Beroepskostenforfait voor zelfstandigen met winst

Zelfstandigen met winst kunnen vanaf nu ook kiezen voor een beroepskostenforfait in plaats van het bewijzen van hun werkelijke kosten. Het forfait bedraagt 30 % van hun inkomsten met een maximum van 4.720 euro.

Stopzettingsmeerwaarde

Stopzettingsmeerwaarden op materiële vaste activa zijn vanaf 2018 nog slechts belastbaar tegen 10 % wanneer de meerwaarde gerealiseerd is bij de definitieve stopzetting van de zelfstandige activiteit vanaf de leeftijd van 60 jaar of overlijden, ofwel bij gedwongen definitieve stopzetting n.a.v. een schadegeval, handicap, onteigening, enz. In andere omstandigheden blijft de stopzettingsmeerwaarde belast tegen 16,5 %.

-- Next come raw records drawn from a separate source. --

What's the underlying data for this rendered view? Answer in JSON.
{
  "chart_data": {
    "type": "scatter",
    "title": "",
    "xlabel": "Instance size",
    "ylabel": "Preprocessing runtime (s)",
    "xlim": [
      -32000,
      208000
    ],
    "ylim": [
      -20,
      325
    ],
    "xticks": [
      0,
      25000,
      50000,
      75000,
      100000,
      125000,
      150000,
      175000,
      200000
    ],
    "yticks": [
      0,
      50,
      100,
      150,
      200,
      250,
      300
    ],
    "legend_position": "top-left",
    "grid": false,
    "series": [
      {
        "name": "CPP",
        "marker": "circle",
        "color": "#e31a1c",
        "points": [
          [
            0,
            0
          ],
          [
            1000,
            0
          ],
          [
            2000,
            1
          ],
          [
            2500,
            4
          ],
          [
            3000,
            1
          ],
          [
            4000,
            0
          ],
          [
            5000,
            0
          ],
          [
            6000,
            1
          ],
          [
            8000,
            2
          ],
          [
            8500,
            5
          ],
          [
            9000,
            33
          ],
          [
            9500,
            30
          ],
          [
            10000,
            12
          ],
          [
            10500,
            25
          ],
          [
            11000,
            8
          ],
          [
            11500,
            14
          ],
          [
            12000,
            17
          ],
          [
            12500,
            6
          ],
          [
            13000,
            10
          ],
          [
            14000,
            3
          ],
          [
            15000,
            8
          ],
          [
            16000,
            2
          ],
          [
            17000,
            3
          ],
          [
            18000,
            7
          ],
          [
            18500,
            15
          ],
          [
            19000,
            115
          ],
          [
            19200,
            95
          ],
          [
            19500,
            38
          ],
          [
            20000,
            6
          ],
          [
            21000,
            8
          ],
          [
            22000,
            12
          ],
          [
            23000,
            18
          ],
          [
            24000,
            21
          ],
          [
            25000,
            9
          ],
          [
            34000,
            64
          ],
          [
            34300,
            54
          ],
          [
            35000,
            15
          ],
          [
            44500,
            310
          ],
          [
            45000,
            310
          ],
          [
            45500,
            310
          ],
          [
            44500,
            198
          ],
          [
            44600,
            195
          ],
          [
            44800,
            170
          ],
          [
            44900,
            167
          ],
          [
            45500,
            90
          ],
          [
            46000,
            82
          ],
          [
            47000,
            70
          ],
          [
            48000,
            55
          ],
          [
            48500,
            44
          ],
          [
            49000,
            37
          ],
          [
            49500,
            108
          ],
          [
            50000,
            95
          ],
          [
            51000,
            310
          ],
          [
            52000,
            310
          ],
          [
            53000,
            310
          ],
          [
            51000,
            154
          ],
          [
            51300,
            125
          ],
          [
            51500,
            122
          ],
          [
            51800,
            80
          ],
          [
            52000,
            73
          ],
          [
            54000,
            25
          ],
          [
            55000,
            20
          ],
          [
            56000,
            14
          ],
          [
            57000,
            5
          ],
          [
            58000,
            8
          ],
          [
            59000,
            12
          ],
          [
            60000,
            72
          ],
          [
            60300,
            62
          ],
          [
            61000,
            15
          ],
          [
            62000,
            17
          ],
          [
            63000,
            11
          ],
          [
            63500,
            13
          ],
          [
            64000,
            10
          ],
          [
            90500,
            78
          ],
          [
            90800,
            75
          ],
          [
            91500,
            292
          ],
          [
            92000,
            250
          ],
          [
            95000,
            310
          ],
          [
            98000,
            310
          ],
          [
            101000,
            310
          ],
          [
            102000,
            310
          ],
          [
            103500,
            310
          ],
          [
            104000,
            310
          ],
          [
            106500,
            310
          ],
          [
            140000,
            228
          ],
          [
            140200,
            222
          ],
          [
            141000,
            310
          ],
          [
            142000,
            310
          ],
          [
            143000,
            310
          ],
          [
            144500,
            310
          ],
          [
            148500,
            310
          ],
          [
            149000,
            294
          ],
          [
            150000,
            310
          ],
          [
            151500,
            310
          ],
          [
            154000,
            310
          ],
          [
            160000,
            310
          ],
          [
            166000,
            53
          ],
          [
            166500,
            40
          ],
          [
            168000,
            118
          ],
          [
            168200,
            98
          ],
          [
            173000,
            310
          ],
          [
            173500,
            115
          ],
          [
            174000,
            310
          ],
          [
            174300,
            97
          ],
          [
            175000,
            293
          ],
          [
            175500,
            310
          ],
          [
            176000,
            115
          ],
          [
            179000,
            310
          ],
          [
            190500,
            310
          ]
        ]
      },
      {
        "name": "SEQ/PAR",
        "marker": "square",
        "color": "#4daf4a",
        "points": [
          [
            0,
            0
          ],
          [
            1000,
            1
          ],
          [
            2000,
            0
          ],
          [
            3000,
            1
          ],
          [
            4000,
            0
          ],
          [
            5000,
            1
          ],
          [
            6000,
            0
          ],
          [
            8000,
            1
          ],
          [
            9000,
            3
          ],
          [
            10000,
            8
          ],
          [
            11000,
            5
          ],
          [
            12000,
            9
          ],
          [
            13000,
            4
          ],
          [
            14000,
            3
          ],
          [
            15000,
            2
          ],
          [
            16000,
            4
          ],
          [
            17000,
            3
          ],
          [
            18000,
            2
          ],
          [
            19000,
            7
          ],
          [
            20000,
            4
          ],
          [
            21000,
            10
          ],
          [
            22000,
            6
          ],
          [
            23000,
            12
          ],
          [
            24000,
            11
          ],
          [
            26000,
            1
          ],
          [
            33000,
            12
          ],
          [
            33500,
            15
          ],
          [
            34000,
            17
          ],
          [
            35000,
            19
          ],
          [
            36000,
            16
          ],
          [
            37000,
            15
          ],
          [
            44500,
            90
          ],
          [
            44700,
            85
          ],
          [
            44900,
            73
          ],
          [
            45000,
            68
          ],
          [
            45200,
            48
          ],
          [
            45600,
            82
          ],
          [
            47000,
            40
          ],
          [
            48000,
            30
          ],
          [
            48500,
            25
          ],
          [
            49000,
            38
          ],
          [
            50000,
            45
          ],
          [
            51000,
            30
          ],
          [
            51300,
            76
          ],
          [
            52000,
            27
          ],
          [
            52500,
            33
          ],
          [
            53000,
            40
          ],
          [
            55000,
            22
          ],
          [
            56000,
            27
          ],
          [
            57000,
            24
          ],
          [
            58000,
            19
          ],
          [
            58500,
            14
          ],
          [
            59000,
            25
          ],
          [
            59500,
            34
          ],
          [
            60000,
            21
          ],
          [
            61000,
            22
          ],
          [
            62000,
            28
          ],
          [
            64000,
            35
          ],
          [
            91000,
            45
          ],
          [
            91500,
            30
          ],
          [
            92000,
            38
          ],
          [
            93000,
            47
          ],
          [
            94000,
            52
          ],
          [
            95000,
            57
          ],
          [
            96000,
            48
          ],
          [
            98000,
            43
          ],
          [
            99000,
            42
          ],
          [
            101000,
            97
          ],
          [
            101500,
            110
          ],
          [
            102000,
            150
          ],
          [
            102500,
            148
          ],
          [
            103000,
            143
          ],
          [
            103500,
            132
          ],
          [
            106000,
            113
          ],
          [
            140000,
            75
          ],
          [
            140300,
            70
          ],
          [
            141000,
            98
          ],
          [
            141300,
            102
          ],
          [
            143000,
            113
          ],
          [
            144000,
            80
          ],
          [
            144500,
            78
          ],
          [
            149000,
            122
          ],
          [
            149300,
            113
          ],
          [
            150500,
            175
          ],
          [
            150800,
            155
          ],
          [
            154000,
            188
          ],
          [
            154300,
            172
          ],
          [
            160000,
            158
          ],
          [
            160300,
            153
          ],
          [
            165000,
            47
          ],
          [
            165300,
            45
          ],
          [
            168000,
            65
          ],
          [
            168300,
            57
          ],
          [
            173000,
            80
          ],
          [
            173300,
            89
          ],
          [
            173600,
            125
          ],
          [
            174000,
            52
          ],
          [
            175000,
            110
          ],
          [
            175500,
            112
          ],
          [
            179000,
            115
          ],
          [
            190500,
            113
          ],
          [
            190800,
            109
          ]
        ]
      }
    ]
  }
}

Stopzettingsmeerwaarden op immateriële vaste activa zijn eveneens tegen 10 % belastbaar op voorwaarde dat de meerwaarde gerealiseerd was ofwel bij de definitieve stopzetting van de zelfstandige activiteit vanaf de leeftijd van 60 jaar of overlijden, ofwel bij gedwongen definitieve stopzetting en op voorwaarde dat de meerwaarde niet meer bedraagt dan de nettowinst of -baten van de vier jaren die aan de stopzetting voorafgaan. De stopzettingsmeerwaarden die onder dit gunstig tarief vallen, geeft u aan  in de nieuwe codes  1686 en 2686.